[Milton-L] Re: John Shawcross: Shoulders

Nancy Charlton nbcharlton at comcast.net
Fri Mar 11 23:15:45 EST 2011

These last few days I have been trying to remember just what was 
the occasion upon which John Shawcross emailed me privately about 
something I had posted on Milton-L.  It resides on a failed hard 
disk of an old computer, so I can't access it, but I do remember 
that it had to do with "Methought I saw." Now I notice that 
Hughes cited Mr Shawcross as having summed up the controversy as 
to whether the sonnet referred to Mary or Katherine, and then 
Hughes quotes him as saying that "it is only our sensibilities 
that make us feel that, if Mary was intended, the sonnet had to b 
written before the second marriage."

I think I had posted something about how moving was the last line 
of the sonnet, for indeed this is among the few places in the 
Milton canon where human pathos seems to break through, and as I 
recall Mr. S. pointed out that there is a very selfish or 
self-centered aspect to the line also. To paraphrase the quote 
above, it is only my own sensibilities that make me feel such 
sympathy for the poet.  It struck me that while a very rounded 
picture of this great scholar, editor, teacher, and human being 
was emerging from these encomia, there were very few quotations 
from JM himself.  Indeed, there aren't very many explicitly 
commemorative poems beyond the Epitaphium Daemonis, Lycidas, and 
a few of the sonnets.  PL, PR, SA,, however much they may face 
the issues of death, can be said to focus primarily on issues of 
life -- why and how to live it, why it matters.

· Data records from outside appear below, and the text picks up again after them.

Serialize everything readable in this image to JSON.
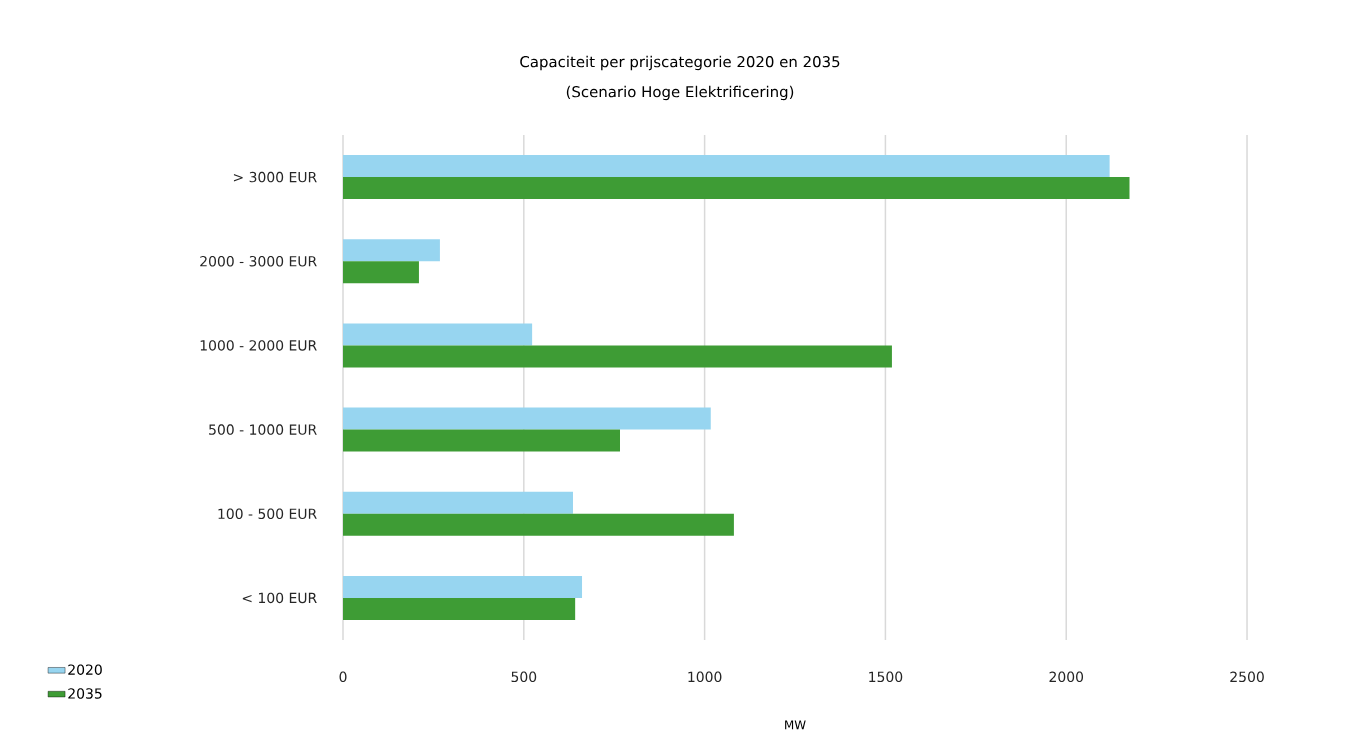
{
  "chart_data": {
    "type": "bar",
    "orientation": "horizontal",
    "title": "Capaciteit per prijscategorie 2020 en 2035",
    "subtitle": "(Scenario Hoge Elektrificering)",
    "xlabel": "MW",
    "categories": [
      "> 3000 EUR",
      "2000 - 3000 EUR",
      "1000 - 2000 EUR",
      "500 - 1000 EUR",
      "100 - 500 EUR",
      "< 100 EUR"
    ],
    "series": [
      {
        "name": "2020",
        "color": "#97d5f0",
        "values": [
          2120,
          268,
          523,
          1017,
          636,
          661
        ]
      },
      {
        "name": "2035",
        "color": "#3e9c35",
        "values": [
          2175,
          210,
          1518,
          766,
          1081,
          642
        ]
      }
    ],
    "xlim": [
      0,
      2500
    ],
    "xticks": [
      0,
      500,
      1000,
      1500,
      2000,
      2500
    ],
    "grid": "x",
    "legend": "bottom left"
  }
}
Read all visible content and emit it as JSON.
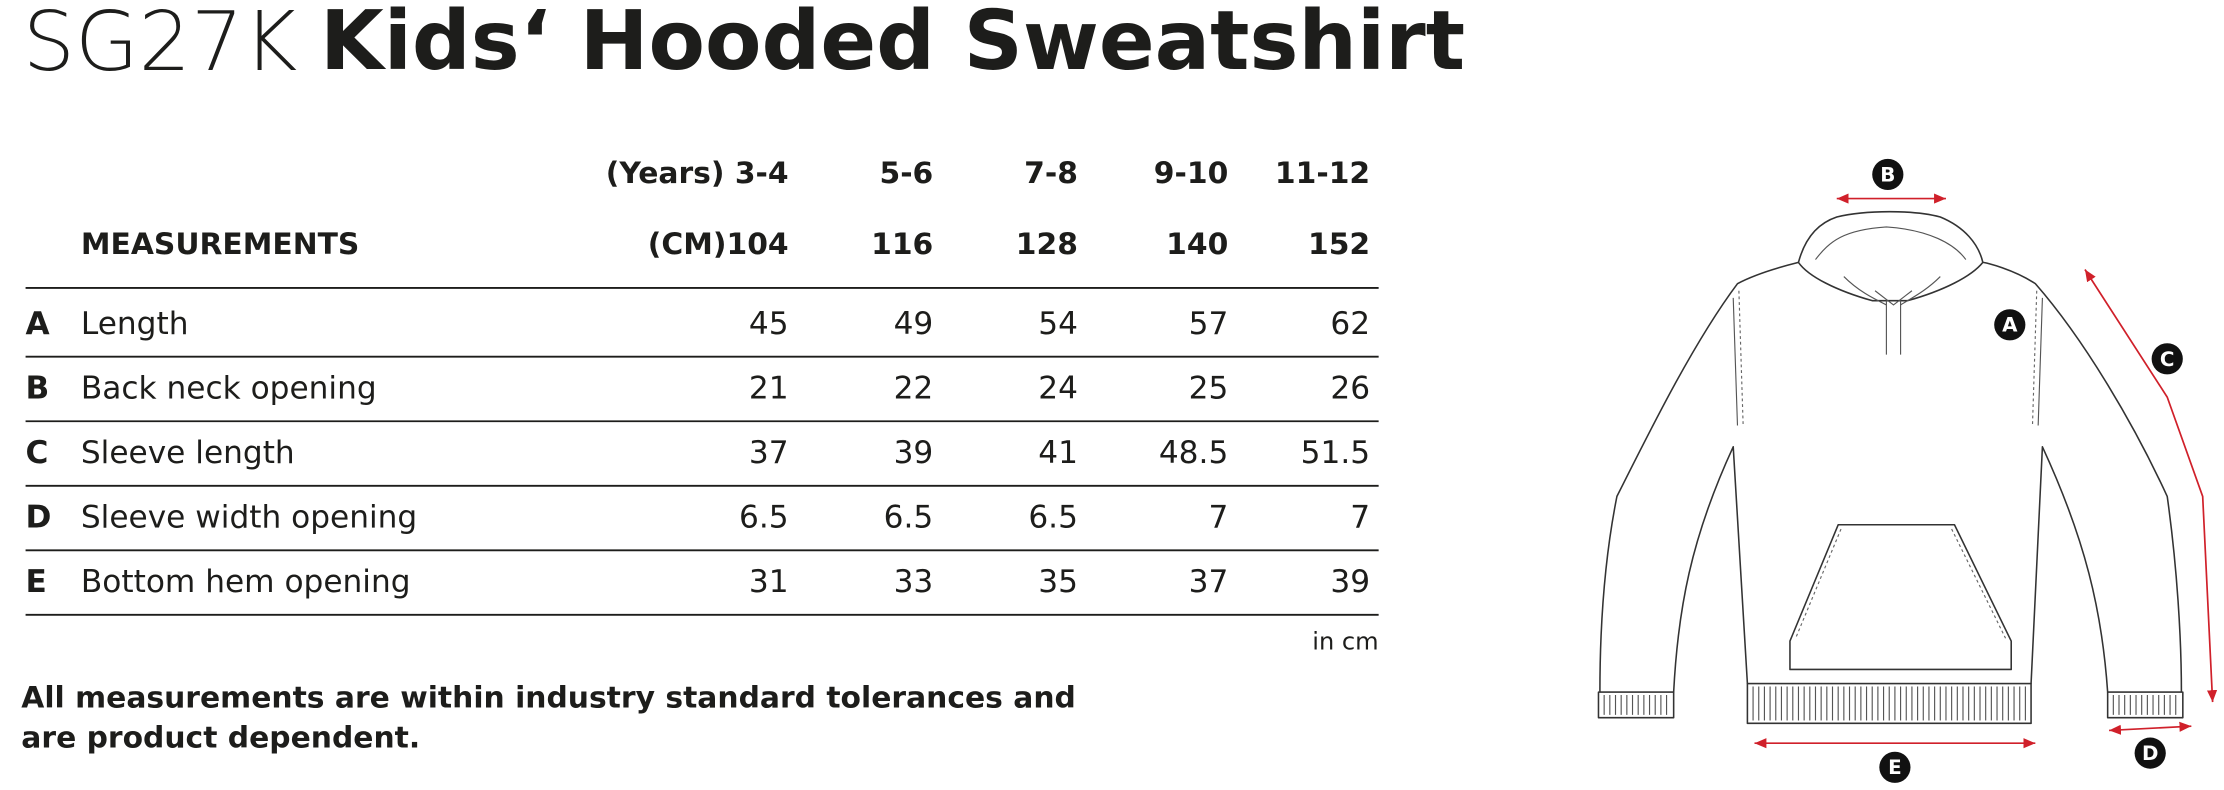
{
  "header": {
    "code": "SG27K",
    "title": "Kids‘ Hooded Sweatshirt"
  },
  "table": {
    "size_row": [
      "(Years) 3-4",
      "5-6",
      "7-8",
      "9-10",
      "11-12"
    ],
    "cm_row": {
      "label": "MEASUREMENTS",
      "values": [
        "(CM)104",
        "116",
        "128",
        "140",
        "152"
      ]
    },
    "rows": [
      {
        "letter": "A",
        "label": "Length",
        "values": [
          "45",
          "49",
          "54",
          "57",
          "62"
        ]
      },
      {
        "letter": "B",
        "label": "Back neck opening",
        "values": [
          "21",
          "22",
          "24",
          "25",
          "26"
        ]
      },
      {
        "letter": "C",
        "label": "Sleeve length",
        "values": [
          "37",
          "39",
          "41",
          "48.5",
          "51.5"
        ]
      },
      {
        "letter": "D",
        "label": "Sleeve width opening",
        "values": [
          "6.5",
          "6.5",
          "6.5",
          "7",
          "7"
        ]
      },
      {
        "letter": "E",
        "label": "Bottom hem opening",
        "values": [
          "31",
          "33",
          "35",
          "37",
          "39"
        ]
      }
    ],
    "unit": "in cm"
  },
  "note": [
    "All measurements are within industry standard tolerances and",
    "are product dependent."
  ],
  "diagram": {
    "labels": [
      "A",
      "B",
      "C",
      "D",
      "E"
    ]
  }
}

Although I fail to think of an appropriate quotation from any of 
the major poems, the concluding lines of Milton's tribute to his 
father in Ad Patrem may sum up how so many feel about John Shawcross:

... Sit memorasse satis, repetitaque munera grato
Percensere animo, fiadeque reponere menti, ...
Forsitan has laudes, decanttumque parentis
Nomen, ad exemplum, sero servatitis aevo.

.. let it suffice that with a grateful mind I remember and tell 
over your constant kindnesses, and lay them up in a loyal heart. 
... perhaps you will preserve this eulogy and the name of the 
father whom my song honors as an example to remote ages.  (ll. 
112-114, 119-120.)

Thank God there has been such a man!